College is the big word on every upper level high school student these days and we all want to get into our first choice. Where a 3.95 GPA would get you into almost any college you wanted to be in out of high school ten years ago, these days if you applied to Princeton, Harvard or any of the Ivy league colleges with that GPA you would be laughed out of the admissions office. For example: My sister was senior girl of the year, obtained a 4.4 GPA, was the captain of two sports, and had collectively a 1560 on Math and Verbal for her SAT’s, but she was rejected to UVA, and Notre Dame.

In addition to making sure that grades and scores are close to perfect it is also imperative to be a well rounded student. Thus, when not studying for all the impossible classes and all the impossible scores, every college bound teenager should be completing community service projects, playing the oboe, competing in sports, and participating every club offered. Colleges only want the students that do everything so all the college bound students end up being almost the same exact person. My question is, whatever happened to individuality? Who went and screwed that up for teenagers today, because I would really like to give them a piece of my mind.
When our parents were growing up you only participated in the things that you loved. If you loved sports, you did sports along with school. If you loved the arts, you did arts with school. If you loved to be in the Young Basket Weavers club, that’s what you did, and you participated with your whole heart, and put all efforts into making yourself the best student-basket weaver that this world has ever seen. To be competitive for colleges today, you must be a top student and be the best in every club and sport offered. So now everyone has to be the best studentathletevolunteerweaver the world has ever seen. What has happened is, no one puts a hundred percent effort into anything that they do because they are spread too thin. Students have to have their minds in a hundred million places in order to get in “that” college. High school is no longer about enjoying the “best time of your life” it is just about surviving now. We are no longer able to enjoy the things we love or work hard at the things that we love to do. Our elders have dubbed us lazy, scatter-brained, and absent minded, but the reality is, our elders didn’t deal with the massive work load that we deal with at our age.
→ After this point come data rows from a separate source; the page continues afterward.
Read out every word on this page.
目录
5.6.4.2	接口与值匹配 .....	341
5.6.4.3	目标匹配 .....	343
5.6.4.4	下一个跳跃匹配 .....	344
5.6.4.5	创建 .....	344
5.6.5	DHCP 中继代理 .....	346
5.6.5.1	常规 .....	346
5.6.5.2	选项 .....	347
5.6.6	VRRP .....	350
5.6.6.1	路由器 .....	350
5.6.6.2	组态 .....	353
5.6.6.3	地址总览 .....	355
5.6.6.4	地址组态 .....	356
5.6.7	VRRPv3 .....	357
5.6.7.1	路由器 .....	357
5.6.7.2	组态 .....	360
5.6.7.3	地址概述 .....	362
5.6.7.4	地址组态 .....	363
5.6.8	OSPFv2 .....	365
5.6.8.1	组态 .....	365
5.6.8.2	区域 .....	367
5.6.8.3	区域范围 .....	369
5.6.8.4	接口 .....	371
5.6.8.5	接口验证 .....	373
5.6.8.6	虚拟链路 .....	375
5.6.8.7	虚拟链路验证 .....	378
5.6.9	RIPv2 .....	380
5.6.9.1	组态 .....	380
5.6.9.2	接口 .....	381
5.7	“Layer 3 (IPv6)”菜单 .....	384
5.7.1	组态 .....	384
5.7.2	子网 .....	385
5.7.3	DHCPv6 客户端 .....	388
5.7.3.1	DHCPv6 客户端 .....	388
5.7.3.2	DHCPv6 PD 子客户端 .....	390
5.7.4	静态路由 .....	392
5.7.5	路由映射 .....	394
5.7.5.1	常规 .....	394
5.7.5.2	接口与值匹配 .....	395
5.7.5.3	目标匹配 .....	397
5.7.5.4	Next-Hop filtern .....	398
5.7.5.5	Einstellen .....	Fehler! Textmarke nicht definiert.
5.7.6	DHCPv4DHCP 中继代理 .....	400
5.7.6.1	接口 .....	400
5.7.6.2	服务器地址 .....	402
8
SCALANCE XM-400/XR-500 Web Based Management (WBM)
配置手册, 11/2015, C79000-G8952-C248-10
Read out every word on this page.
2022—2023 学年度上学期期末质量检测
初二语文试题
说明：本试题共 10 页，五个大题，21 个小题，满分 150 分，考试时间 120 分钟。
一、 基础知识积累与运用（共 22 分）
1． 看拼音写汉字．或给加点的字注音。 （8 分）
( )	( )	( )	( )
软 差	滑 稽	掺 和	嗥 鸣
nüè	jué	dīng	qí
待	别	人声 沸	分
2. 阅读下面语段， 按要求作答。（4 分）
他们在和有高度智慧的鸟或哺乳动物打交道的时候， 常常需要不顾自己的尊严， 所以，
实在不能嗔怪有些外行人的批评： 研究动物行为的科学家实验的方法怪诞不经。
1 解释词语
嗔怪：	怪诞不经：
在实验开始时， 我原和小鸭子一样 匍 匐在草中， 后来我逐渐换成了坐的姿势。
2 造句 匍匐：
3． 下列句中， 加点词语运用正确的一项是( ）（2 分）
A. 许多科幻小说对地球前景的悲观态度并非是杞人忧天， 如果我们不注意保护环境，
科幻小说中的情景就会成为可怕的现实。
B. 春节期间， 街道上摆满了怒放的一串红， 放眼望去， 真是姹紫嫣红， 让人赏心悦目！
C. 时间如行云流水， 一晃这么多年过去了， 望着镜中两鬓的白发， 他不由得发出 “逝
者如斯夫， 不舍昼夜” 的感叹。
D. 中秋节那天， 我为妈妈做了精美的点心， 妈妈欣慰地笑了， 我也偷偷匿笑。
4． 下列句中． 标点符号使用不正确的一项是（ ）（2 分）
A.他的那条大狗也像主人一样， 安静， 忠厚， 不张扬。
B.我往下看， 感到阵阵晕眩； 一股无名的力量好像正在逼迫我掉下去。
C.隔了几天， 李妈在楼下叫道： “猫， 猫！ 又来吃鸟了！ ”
So you may ask, what is there to do about all these stressed out kids? The reality is, unless you have a time machine and the Dean of Admissions of a top university tied up in your basement, there isn’t a single thing that can be done. Too much is expected of fourteen to seventeen year-olds and it really should stop. But it won’t. There will always be the kids that can muddle through high school with good grades and participation in one other thing, who are happy with their acceptance into the local community college. Then there will be the ones recognizable by their gaunt figures and dark circles beneath their eyes, who are working to be competitive in a time when perfection is expected of humans.